Tuesday, November 22, 2011

Waters European Trading Architecture Summit 2011

Some feedback from this event which I attended today.

Event http://events.waterstechnology.com/etas
Infrastructure Management: Reducing costs, Improving performance, Professor Roger Woods, Queens University, Belfast
Prof Woods gave an impassioned talk about a tool that he has developed which takes c++, allows you to navigate the code and identify subsystems which you can target to run on hardware or emulation of hardware.
  • He worked on the JP Morgan collaboration with Maxellor and was bullish about the technology.
  • Two years from pilot to production.
  • Developed at tool that allows identification of sections that are suitable for FPGA
  • Key issue: programming FPGA bitstreams (http://en.wikipedia.org/wiki/Bitstream) - took six months
  • C++ is translated into C (manually) before being cross compiled into Java which is what the Maxellor compiler requires.
  • This is to remove c++ abstraction which "kills parellisation" (see slides)
  • Focus was hardware FFT - all other logic in software - comms via FPGA bitstream
In summary:
  • ideal for risk calculation and monte carlo where algorithm does not change.
  • C++ legacy code does not parallelise easily and is not a candidate for FPGA
  • Three year dev cycle.
  • Complex, manual process
  • JPM own 20% of Maxellor
This continued to a panel hosted by Chris Skinner

Panel: The Parallel Paradigm Shift: are we about to enter a new chapter in the algorithmic arms race
Moderator: Chris Skinner, Panel: Prof Woods, Steven Weston, Global Head of Analytics, JPM. Andre Nedceloux, Sales guy, Excelian
  • FPGA Plant needs to be kept hot to achieve best latency. To keep FPGA busy you need a few regular host cores loading work onto them.
  • Programming/debugging directly in VHDL is ‘worse than a nightmare’, don’t try.
  • Isolate the worst performing pieces, (Amdahl’s law) de-abstract and place on FPGA, they call each of the isolated units a ‘kernel’ .
  • Compile times are high for Maxeler compiler to output VHDL, 4 hours for a model on a 4 core box.
  • Iterative model for optimisation and implementation. They improved both the mathematics in the models and the implementation onto FPGA – ie, consider it not just a programming problem, but also a maths modeling one.
  • They use python to manage the interaction with the models (e.g pulling reports)
  • Initially run a model on the FPGA hosts and then incrementally update it through the day - when market data or announcements occur.
  • No separate report running phase – it is included in the model run and report is kept in memory. Data only written out to a database at night time, if it is destroyed then it can be re-created.
  • Low-latency is no longer a competitive advantage but now a status quo service for investment banking.
  • Requires specialist non-general/outsourced programmers required who can understand hardware and algorithms who work alongside the business.

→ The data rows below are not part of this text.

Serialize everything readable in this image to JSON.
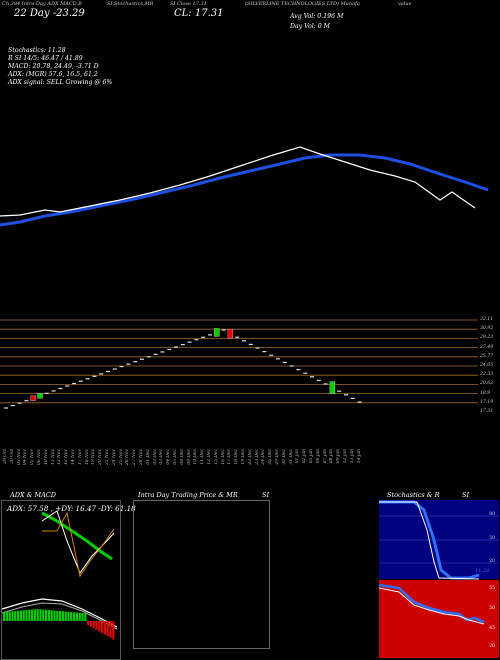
{
  "header": {
    "top_left": "Ch 384 Intra Day ADX MACD,B",
    "top_left2": "SI,Stochastics,MR",
    "top_mid": "SI Close 17.31",
    "top_right": "(SILVERLINE TECHNOLOGIES LTD) Munafa",
    "top_right2": "value"
  },
  "quote": {
    "line1": "22  Day  -23.29",
    "close": "CL: 17.31",
    "avg_vol": "Avg Vol: 0.196  M",
    "day_vol": "Day Vol: 0   M"
  },
  "indicators": [
    "Stochastics: 11.28",
    "R                    SI 14/5: 46.47 / 41.89",
    "MACD: 20.78,  24.49, -3.71 D",
    "",
    "ADX:                          (MGR) 57.6,  16.5,  61.2",
    "ADX  signal: SELL  Growing @ 6%"
  ],
  "price_levels": [
    "32.11",
    "30.92",
    "29.23",
    "27.49",
    "25.77",
    "24.05",
    "22.33",
    "20.62",
    "18.9",
    "17.19",
    "17.31"
  ],
  "dates": [
    "29 Oct",
    "30 Oct",
    "03 Nov",
    "04 Nov",
    "05 Nov",
    "06 Nov",
    "10 Nov",
    "11 Nov",
    "12 Nov",
    "13 Nov",
    "14 Nov",
    "17 Nov",
    "18 Nov",
    "19 Nov",
    "20 Nov",
    "21 Nov",
    "24 Nov",
    "25 Nov",
    "26 Nov",
    "27 Nov",
    "28 Nov",
    "01 Dec",
    "02 Dec",
    "03 Dec",
    "04 Dec",
    "05 Dec",
    "08 Dec",
    "09 Dec",
    "10 Dec",
    "11 Dec",
    "12 Dec",
    "15 Dec",
    "16 Dec",
    "17 Dec",
    "18 Dec",
    "19 Dec",
    "22 Dec",
    "23 Dec",
    "24 Dec",
    "26 Dec",
    "29 Dec",
    "30 Dec",
    "31 Dec",
    "01 Jan",
    "02 Jan",
    "05 Jan",
    "06 Jan",
    "07 Jan",
    "08 Jan",
    "09 Jan",
    "12 Jan",
    "13 Jan",
    "14 Jan"
  ],
  "panels": {
    "adx": {
      "title": "ADX  & MACD",
      "readout": "ADX: 57.58  , +DY: 16.47 -DY: 61.18"
    },
    "intraday": {
      "title": "Intra  Day Trading Price  & MR",
      "title2": "SI"
    },
    "stoch": {
      "title": "Stochastics & R",
      "title2": "SI",
      "levels": [
        "80",
        "50",
        "20"
      ],
      "readout": "11.28",
      "rsi_levels": [
        "55",
        "50",
        "45",
        "20"
      ]
    }
  },
  "colors": {
    "bg": "#000000",
    "ma": "#1f4fe0",
    "price": "#ffffff",
    "grid": "#a0692a",
    "green": "#00cc00",
    "red": "#e00000",
    "stoch_bg": "#000080",
    "rsi_bg": "#cc0000"
  }
}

How low can you go? Ultra-low-latency trading

Moderator: David Berry

Members: Jogi Narain, CTO, FGS Capital LLP, Benjamin Stopford, Architect, RBS. Chris Donan, Head of Electronic Trading - Barcap.

This was a well run panel with some good insights from Chris Donan in particular:

  • Stock programmers don't understand the stack from network to nic to stack to application and the underlying hardware operations
  • Small teams of experienced engineers produce the best results
  • Don't develop VHDL skills in house - use external resources.
  • Latency gains correlate to profitability
  • FPGA is good for market data (ie fixed problem) and risk
  • Software parallelism is the future.